I soon realized that the yarn I’d made wouldn’t create the size gauge I needed for the pattern— with machine made yarn I can usually adjust the hook or needle size to get the necessary gauge, but it turned out that my handmade yarn was too bulky. I tried a couple different patterns and tried using smaller hooks, but all had the same outcome— the sweater would’ve been more suited for an eight year old, not Gus.
So my blog should be called “A scarf from Titan”, but I’m keeping it the way it is. It’s been a super experience learning to spin yarn from raw fiber, and it’s given me great appreciation for people who are skilled at it. I’ll keep working at it, and I’ll eventually get the weight of my yarn consistent, and light enough, that I’ll be able to make Gus a sweater.
And if the rapture ever actually happens I’ll be able to make sweaters and beanies for myself and everyone else who’s left below. Or if I’m threatened by a werewolf I could offer to brush his coat and make him a scarf out of his own fur, in exchange for not tearing me to pieces. Or if the zombie apocalypse happens maybe I could persuade them not to turn me if I offer a really nice sweater with dried guts spun into the yarn…I’m just saying, there are some seriously practical uses here…

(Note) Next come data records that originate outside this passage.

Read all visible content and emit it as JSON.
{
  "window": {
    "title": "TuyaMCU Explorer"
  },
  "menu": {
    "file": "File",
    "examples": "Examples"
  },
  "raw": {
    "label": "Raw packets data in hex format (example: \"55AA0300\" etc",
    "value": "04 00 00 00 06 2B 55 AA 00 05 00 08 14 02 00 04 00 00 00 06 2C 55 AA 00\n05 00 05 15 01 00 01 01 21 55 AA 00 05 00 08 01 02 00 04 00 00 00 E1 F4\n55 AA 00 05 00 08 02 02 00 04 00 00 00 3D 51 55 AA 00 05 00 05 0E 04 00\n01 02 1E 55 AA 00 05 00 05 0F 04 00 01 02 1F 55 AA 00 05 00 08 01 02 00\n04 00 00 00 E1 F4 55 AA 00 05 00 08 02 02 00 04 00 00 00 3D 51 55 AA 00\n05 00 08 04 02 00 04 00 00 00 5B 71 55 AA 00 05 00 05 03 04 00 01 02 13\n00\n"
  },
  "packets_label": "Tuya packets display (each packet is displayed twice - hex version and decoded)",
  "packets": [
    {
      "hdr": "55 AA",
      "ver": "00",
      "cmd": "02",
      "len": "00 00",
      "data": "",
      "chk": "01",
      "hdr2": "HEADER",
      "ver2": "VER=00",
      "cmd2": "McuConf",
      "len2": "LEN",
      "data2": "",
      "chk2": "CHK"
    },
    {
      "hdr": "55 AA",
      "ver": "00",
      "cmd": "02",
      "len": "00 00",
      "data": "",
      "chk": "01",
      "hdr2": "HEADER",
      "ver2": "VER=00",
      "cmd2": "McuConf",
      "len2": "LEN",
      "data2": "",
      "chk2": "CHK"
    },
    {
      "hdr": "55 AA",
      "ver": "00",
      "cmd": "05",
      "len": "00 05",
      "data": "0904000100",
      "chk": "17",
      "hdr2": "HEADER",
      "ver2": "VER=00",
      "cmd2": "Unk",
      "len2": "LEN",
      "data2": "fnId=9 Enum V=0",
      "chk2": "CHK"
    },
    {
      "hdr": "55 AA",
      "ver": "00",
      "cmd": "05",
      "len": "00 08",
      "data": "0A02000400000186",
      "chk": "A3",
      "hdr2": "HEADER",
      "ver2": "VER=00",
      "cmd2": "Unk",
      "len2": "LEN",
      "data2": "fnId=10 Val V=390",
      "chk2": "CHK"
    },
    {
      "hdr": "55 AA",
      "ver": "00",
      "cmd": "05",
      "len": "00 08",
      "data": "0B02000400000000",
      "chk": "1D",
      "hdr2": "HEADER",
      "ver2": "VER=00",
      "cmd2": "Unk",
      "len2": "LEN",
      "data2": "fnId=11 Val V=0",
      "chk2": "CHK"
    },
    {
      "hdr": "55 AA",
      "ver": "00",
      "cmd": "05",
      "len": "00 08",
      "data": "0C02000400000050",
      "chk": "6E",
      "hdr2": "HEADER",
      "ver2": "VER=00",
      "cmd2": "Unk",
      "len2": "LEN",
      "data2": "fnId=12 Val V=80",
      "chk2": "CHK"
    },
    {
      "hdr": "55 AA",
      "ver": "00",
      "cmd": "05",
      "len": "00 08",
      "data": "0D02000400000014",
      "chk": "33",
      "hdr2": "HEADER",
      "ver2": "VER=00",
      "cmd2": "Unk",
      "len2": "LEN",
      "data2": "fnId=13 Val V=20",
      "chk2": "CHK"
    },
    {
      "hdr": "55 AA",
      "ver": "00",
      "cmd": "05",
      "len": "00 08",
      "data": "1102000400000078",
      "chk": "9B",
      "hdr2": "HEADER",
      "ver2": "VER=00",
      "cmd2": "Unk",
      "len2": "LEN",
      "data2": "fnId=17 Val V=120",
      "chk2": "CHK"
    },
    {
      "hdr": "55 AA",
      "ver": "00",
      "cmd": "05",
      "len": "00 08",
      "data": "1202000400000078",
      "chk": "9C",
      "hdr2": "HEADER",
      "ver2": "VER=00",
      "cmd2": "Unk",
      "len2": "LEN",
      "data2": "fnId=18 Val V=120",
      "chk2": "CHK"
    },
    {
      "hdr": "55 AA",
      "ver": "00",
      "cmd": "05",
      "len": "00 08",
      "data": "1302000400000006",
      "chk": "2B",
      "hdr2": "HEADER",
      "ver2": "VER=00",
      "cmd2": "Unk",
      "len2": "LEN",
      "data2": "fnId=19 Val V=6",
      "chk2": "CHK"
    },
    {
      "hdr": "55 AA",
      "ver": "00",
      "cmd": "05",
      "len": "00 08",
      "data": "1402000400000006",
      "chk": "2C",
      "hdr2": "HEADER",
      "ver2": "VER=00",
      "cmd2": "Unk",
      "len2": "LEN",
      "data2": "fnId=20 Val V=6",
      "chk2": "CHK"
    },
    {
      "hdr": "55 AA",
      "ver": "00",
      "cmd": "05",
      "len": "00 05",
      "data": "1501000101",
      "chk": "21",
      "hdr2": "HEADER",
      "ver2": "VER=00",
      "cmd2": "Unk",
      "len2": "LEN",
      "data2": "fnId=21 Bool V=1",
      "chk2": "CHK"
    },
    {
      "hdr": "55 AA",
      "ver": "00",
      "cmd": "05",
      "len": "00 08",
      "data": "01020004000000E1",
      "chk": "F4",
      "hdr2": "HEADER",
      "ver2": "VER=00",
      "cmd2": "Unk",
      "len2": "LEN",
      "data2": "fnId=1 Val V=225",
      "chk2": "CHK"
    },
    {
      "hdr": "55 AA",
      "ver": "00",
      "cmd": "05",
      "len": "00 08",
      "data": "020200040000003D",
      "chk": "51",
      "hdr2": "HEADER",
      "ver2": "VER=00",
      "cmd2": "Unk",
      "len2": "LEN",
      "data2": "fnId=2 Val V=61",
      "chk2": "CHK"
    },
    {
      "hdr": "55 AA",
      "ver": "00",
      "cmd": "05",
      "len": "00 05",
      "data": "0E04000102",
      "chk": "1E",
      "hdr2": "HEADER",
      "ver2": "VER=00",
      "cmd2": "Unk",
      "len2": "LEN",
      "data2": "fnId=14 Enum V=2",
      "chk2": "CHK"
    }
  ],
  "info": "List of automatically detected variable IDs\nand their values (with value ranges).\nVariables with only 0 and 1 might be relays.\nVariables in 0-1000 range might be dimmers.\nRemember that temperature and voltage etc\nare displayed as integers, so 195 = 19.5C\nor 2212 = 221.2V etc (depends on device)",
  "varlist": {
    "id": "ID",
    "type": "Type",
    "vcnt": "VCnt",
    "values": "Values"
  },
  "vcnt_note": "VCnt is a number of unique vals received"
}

I will never again roll my eyes when I see 90 yards of handmade yarn with a price tag of $30…now I get it.
So I ran out of olive green fiber and had to dye another batch…I have plenty of dye though, so no worries there. That was a week and a half ago though, and the dyed fiber still wasn’t dry as of this morning! I spent way to much time this evening gently drying the fiber with a blow dryer, so as not to felt the fiber and make it unusable, but I’m finally ready to get going again. Note to self: better to dye too much fiber in summer than have to dye more, and deal with the cold, humid autumn air in Washington.
But not nearly enough for a sweater….just keep spinning, just keep spinning…
Now I just need a lot more of this, and I’ll be set to make a sweater!
To make yarn for the sweater I start with natural and dyed fiber, then use the drum carder to create batts of fiber for spinning, then I spin the fiber into single ply yarn, which I then ply together for nice thick yarn. I’ll have to repeat the fiber > batt > single ply > double ply steps quite a few more times to get all the yarn I need, but the sweater will be awesome!
Enough messing around…it’s time to get on to this sweater! Kool-aid aside, I decided to try using “real” dye, as in dye purchased specifically for the purpose of dyeing fiber. I chose olive green and, as you can see, neither batch is quite right.
To be completely fair, I’m one who tends to skip a step or two so when the instructions indicate that the fiber should be weighed before dropped in the dye bath I rolled my eyes and tossed in some handfuls. The batch on the left would be that first attempt—way too much fiber for the amount of dye added.
Let’s not pretend I followed the directions more closely on the second batch—I just added less fiber. And it wasn’t nearly enough—as you can see it’s almost black. Blerg! Here’s to reading, and following, instructions!
So I’ve been knitting a scarf with the blue and gold yarn I made, and I started on a new skein the other night. I noticed the yarn wasn’t staying twisted, and it was just a mess to work with, but I couldn’t figure out why. Upon closer inspection I’d plied the yarn clockwise, instead of counter clockwise like it should have been. D’oh! Easy fix though—just had to feed the yarn back through the orifice onto a new bobbin going counter clockwise.